Year over year, female-founder VC deal count was down in every region of the United States except “other territory,” which was up by 57.1% but only tallied 11 deals. The regions down by the least were the Mountain region (174 deals valued at over $1 billion) and the Southeast (263 deals value at $1.7 billion). Here’s how the top metros aligned by 2024 female founder deal count:

Region No. of 2024 Deals
Bay Area688
New York465
Boston213
Los Angeles210
Philadelphia  90
Miami 82
Seattle82
Chicago 81
Austin 73
Washington, D.C.65

Among the more compelling graphs in the report is a figure comparing the compound annual growth rate of female-founded companies in VC deals over a 10-year period by top metro areas to overall CAGR for all VC deals in those regions. When all deals are examined, Philadelphia has the highest CAGR. Among female founders, Miami surpasses even the Bay Area with CAGR approaching 20%.

“Examining the past 10 years of annual deal counts reveals stronger CAGRs of 5.5% for all-female-founded companies and 3.8% for female-founded companies compared with 1.1% for all-male-founded companies,” Pitchbook reports.

Female-founded VC deals reaching unicorn status ($1 billion or more in value) peaked at 88 deals with a cumulative value of $18.8 billion in 2021. After dropping to 62 deals in 2022 and 25 deals (equivalent to 2019’s total) in 2023, the number of unicorns surged back up to 43 in 2024, with a cumulative value of $13.9 billion, nearly three times the value of the unicorn deals in 2023.

Pitchbook’s list of the Top 15 US female-founded unicorns by most recent post-money valuation includes five involved in the AI industry vertical and three whose activities include digital health. All the unicorn dates took place between 2018 and 2022, led by the January 2024 valuation of San Francisco-based AI and machine learning software firm Anthropic, founded by Daniela Amodei, at $19.4 billion. According to the Conway Projects Database, the company in 2023 occupied 230,000 sq. ft. in San Francisco. And it’s growing fast: Earlier this month Anthropic announced it had raised $3.5 billion at a $61.5 billion post-money valuation.
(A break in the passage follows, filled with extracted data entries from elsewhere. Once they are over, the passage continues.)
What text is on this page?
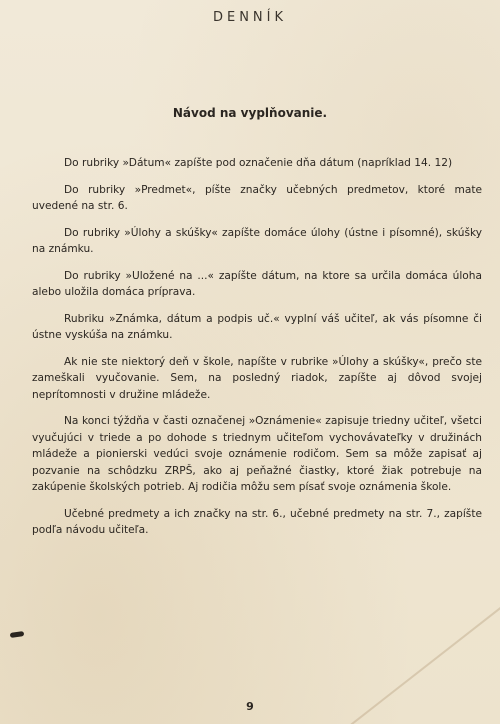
DENNÍK
Návod na vyplňovanie.

Do rubriky »Dátum« zapíšte pod označenie dňa dátum (napríklad 14. 12)

Do rubriky »Predmet«, píšte značky učebných predmetov, ktoré mate uvedené na str. 6.

Do rubriky »Úlohy a skúšky« zapíšte domáce úlohy (ústne i písomné), skúšky na známku.

Do rubriky »Uložené na ...« zapíšte dátum, na ktore sa určila domáca úloha alebo uložila domáca príprava.

Rubriku »Známka, dátum a podpis uč.« vyplní váš učiteľ, ak vás písomne či ústne vyskúša na známku.

Ak nie ste niektorý deň v škole, napíšte v rubrike »Úlohy a skúšky«, prečo ste zameškali vyučovanie. Sem, na posledný riadok, zapíšte aj dôvod svojej neprítomnosti v družine mládeže.

Na konci týždňa v časti označenej »Oznámenie« zapisuje triedny učiteľ, všetci vyučujúci v triede a po dohode s triednym učiteľom vychovávateľky v družinách mládeže a pionierski vedúci svoje oznámenie rodičom. Sem sa môže zapisať aj pozvanie na schôdzku ZRPŠ, ako aj peňažné čiastky, ktoré žiak potrebuje na zakúpenie školských potrieb. Aj rodičia môžu sem písať svoje oznámenia škole.

Učebné predmety a ich značky na str. 6., učebné predmety na str. 7., zapíšte podľa návodu učiteľa.

9
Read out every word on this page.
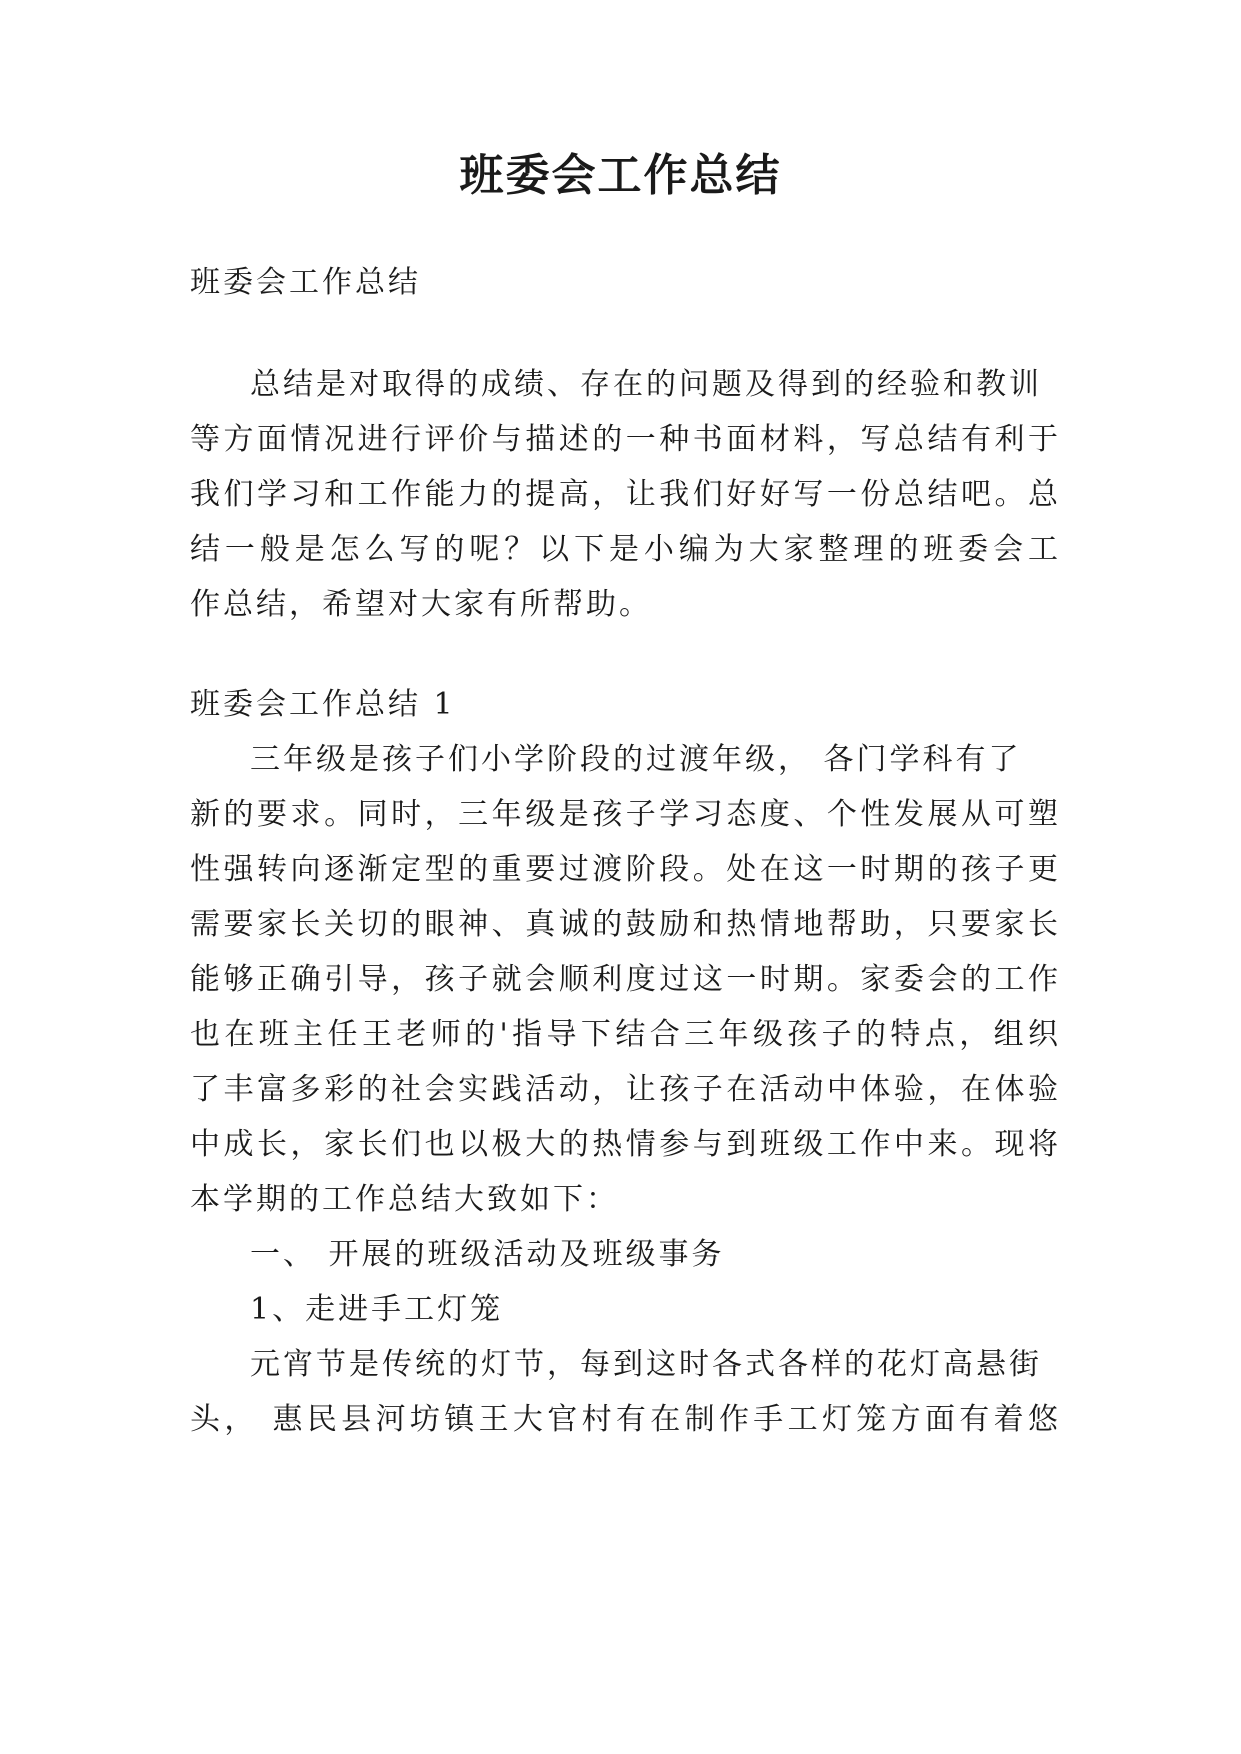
班委会工作总结
班委会工作总结
总结是对取得的成绩、存在的问题及得到的经验和教训
等方面情况进行评价与描述的一种书面材料，写总结有利于
我们学习和工作能力的提高，让我们好好写一份总结吧。总
结一般是怎么写的呢？以下是小编为大家整理的班委会工
作总结，希望对大家有所帮助。
班委会工作总结 1
三年级是孩子们小学阶段的过渡年级， 各门学科有了
新的要求。同时，三年级是孩子学习态度、个性发展从可塑
性强转向逐渐定型的重要过渡阶段。处在这一时期的孩子更
需要家长关切的眼神、真诚的鼓励和热情地帮助，只要家长
能够正确引导，孩子就会顺利度过这一时期。家委会的工作
也在班主任王老师的'指导下结合三年级孩子的特点，组织
了丰富多彩的社会实践活动，让孩子在活动中体验，在体验
中成长，家长们也以极大的热情参与到班级工作中来。现将
本学期的工作总结大致如下：
一、 开展的班级活动及班级事务
1、走进手工灯笼
元宵节是传统的灯节，每到这时各式各样的花灯高悬街
头， 惠民县河坊镇王大官村有在制作手工灯笼方面有着悠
Daniela Modei, Founder, Anthropic
Photo courtesy of Anthropic

The data get more intriguing the deeper you dig. Last month, Anthropic itself unveiled a new tool called the Anthropic Economic Index, which it called “an initiative aimed at understanding AI’s effects on labor markets and the economy over time.” The Index’s first report is based on millions of anonymized conversations on the company’s Claude.ai AI tool. Anthropic has open-sourced the dataset and also invited economists, policy experts, and other researchers to provide input on the Index. Meanwhile, companies using Claude are seeing record output. Among case studies cited in its new funding announcement, Anthropic says Novo Nordisk, maker of Ozempic and Wegovy, has used Claude to reduce clinical study report writing from 12 weeks to 10 minutes.

Positioned at No. 13 among those top 15 unicorns is Arctic Wolf, a cybersecurity-focused software company based in Eden Prairie, Minnesota, that was originally founded by Kim Tremblay in Sunnyvale, California. Arctic Wolf Senior Vice President of People (now Chief People Officer) Kristin Dean was interviewed by Site Selection’s Ron Starner for a story published four years ago this month.

“I think this state gets overlooked sometimes,” she told us then. “Minnesota has an immense population of software developers and security engineers.” In 2021, 210 of the company’s 700 people were located in Minnesota. Today it is thought to employ over 2,500 people.

Founded in the Bay Area with another main office in tech hotbed Waterloo, Ontario, the Arctic Wolf team looked at Utah and Waterloo as HQ options, Dean told Starner, “but with our leadership team based in Minnesota, this location made the most sense. We conducted the site search by asking, ‘Where is the most amount of talent?’ The answer is right here.”